Factor A Degree 100000000 Polynomial

If $p$ is prime, then $a^j \equiv 1$ for all $1 \le a \le p-1$ , so that $x^{p-1} - 1 \; \equiv \; \prod_{j=1}^{p-1}(x - j)$ in $\mathbb{Z}_p[x]$ . Thus, if $f_p(x) \; = \; \prod_{j=1}^{p-1}(x-j) + 1 - p^2$ then $f_p(x) \,\equiv\, x^{p-1}$ in $\mathbb{Z}_p[x]$ . If $p^2$ fails to divide $(p-1)!+1$ , then $p^2$ does not divide the constant coefficient of $f_p(x)$ , and hence $f_p(x)$ is irreducible in $\mathbb{Z}[x]$ by Eisenstein's irreducibility criterion.

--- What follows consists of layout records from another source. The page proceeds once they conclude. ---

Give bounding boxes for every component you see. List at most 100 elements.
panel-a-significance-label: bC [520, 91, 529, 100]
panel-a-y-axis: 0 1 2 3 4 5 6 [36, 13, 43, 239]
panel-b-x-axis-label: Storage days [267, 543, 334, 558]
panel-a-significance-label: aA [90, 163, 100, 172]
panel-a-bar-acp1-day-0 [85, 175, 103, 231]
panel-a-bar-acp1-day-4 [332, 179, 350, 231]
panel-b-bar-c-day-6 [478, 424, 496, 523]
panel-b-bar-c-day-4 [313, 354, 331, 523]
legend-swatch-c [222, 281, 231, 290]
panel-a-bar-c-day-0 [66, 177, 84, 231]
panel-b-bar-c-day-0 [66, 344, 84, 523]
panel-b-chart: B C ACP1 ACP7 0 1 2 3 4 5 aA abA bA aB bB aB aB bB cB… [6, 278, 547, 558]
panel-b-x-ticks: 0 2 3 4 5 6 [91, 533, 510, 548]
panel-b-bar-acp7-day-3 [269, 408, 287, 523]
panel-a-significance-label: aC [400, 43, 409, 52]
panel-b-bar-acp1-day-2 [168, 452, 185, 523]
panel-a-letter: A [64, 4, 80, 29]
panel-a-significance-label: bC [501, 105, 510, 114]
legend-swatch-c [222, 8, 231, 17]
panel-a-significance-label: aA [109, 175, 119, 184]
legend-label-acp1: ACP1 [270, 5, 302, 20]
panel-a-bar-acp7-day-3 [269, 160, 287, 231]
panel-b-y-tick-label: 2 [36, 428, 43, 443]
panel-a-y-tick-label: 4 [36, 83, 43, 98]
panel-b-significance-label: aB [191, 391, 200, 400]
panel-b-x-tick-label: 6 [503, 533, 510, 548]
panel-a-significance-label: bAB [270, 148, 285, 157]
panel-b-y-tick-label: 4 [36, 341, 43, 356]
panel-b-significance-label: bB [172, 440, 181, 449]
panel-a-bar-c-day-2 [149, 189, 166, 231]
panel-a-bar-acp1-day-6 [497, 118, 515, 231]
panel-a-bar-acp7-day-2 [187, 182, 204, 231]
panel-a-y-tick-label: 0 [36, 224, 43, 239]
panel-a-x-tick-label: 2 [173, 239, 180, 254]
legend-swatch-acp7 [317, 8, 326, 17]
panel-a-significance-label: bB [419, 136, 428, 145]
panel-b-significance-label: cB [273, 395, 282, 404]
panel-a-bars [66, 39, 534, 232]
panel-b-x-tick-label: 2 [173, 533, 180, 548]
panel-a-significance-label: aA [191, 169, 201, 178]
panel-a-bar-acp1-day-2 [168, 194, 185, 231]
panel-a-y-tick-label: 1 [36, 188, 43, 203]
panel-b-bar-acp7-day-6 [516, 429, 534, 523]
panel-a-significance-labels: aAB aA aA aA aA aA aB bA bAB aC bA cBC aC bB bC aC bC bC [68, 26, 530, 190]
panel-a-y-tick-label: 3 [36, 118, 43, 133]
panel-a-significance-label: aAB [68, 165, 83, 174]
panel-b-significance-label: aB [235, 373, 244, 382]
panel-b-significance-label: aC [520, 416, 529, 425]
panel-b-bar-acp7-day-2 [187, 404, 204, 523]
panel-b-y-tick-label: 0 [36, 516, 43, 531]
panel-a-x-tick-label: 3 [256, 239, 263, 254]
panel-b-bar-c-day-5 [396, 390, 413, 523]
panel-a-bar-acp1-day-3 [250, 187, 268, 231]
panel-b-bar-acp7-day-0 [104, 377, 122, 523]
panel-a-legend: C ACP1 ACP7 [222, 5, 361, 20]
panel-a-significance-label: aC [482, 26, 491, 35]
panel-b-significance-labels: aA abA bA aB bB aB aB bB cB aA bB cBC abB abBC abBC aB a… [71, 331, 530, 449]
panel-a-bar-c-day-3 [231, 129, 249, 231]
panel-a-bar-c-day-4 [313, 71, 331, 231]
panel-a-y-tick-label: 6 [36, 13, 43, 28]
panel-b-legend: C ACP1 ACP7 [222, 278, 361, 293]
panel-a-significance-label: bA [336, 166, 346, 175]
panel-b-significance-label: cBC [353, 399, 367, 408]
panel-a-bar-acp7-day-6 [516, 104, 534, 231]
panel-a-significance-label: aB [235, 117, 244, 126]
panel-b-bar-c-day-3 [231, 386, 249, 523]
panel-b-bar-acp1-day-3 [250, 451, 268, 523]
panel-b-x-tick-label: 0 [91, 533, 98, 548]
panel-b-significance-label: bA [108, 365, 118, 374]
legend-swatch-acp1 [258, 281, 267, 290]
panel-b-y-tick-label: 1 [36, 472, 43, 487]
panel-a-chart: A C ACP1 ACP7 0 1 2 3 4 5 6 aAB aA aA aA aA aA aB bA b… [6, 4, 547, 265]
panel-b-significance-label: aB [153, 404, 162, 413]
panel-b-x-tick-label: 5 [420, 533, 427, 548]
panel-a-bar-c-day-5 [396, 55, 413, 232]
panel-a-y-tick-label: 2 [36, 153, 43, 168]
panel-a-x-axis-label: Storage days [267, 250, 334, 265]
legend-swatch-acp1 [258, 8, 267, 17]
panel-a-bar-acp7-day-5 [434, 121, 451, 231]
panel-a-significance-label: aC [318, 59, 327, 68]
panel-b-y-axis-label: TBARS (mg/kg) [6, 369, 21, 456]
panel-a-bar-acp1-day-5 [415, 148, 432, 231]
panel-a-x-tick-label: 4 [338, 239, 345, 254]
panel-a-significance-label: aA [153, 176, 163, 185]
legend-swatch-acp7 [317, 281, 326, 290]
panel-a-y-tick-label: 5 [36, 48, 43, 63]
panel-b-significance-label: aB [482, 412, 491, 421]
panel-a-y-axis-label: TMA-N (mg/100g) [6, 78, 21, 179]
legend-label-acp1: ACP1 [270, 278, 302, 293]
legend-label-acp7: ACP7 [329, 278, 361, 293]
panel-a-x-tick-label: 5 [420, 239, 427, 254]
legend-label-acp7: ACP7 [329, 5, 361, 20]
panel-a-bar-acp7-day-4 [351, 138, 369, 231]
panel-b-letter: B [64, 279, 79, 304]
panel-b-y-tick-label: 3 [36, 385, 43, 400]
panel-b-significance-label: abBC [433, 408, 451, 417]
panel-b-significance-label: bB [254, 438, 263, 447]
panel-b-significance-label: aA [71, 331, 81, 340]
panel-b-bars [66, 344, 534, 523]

Thus the primes $p$ for which Eisenstein's Criterion, using the prime $p$ , fails to show that $f_p(x)$ is irreducible are the ones for which $p^2$ divides $(p-1)!+1$ . These primes are called Wilson primes . Only three Wilson primes are known up to $5 \times 10^8$ , these being $5$ , $13$ and $563$ . Since $f_5(x)$ has no constant term, it certainly is reducible. I haven't checked the reducibility of $f_{13}(x)$ and $f_{563}(x)$ , but it is clear that the number of primes $p$ between $1$ and $10^8$ for which $f_p(x)$ is reducible is at least $1$ and no more than $3$ , making $\boxed{\mbox{ between } 1 \mbox{ and } 9}$ the correct answer.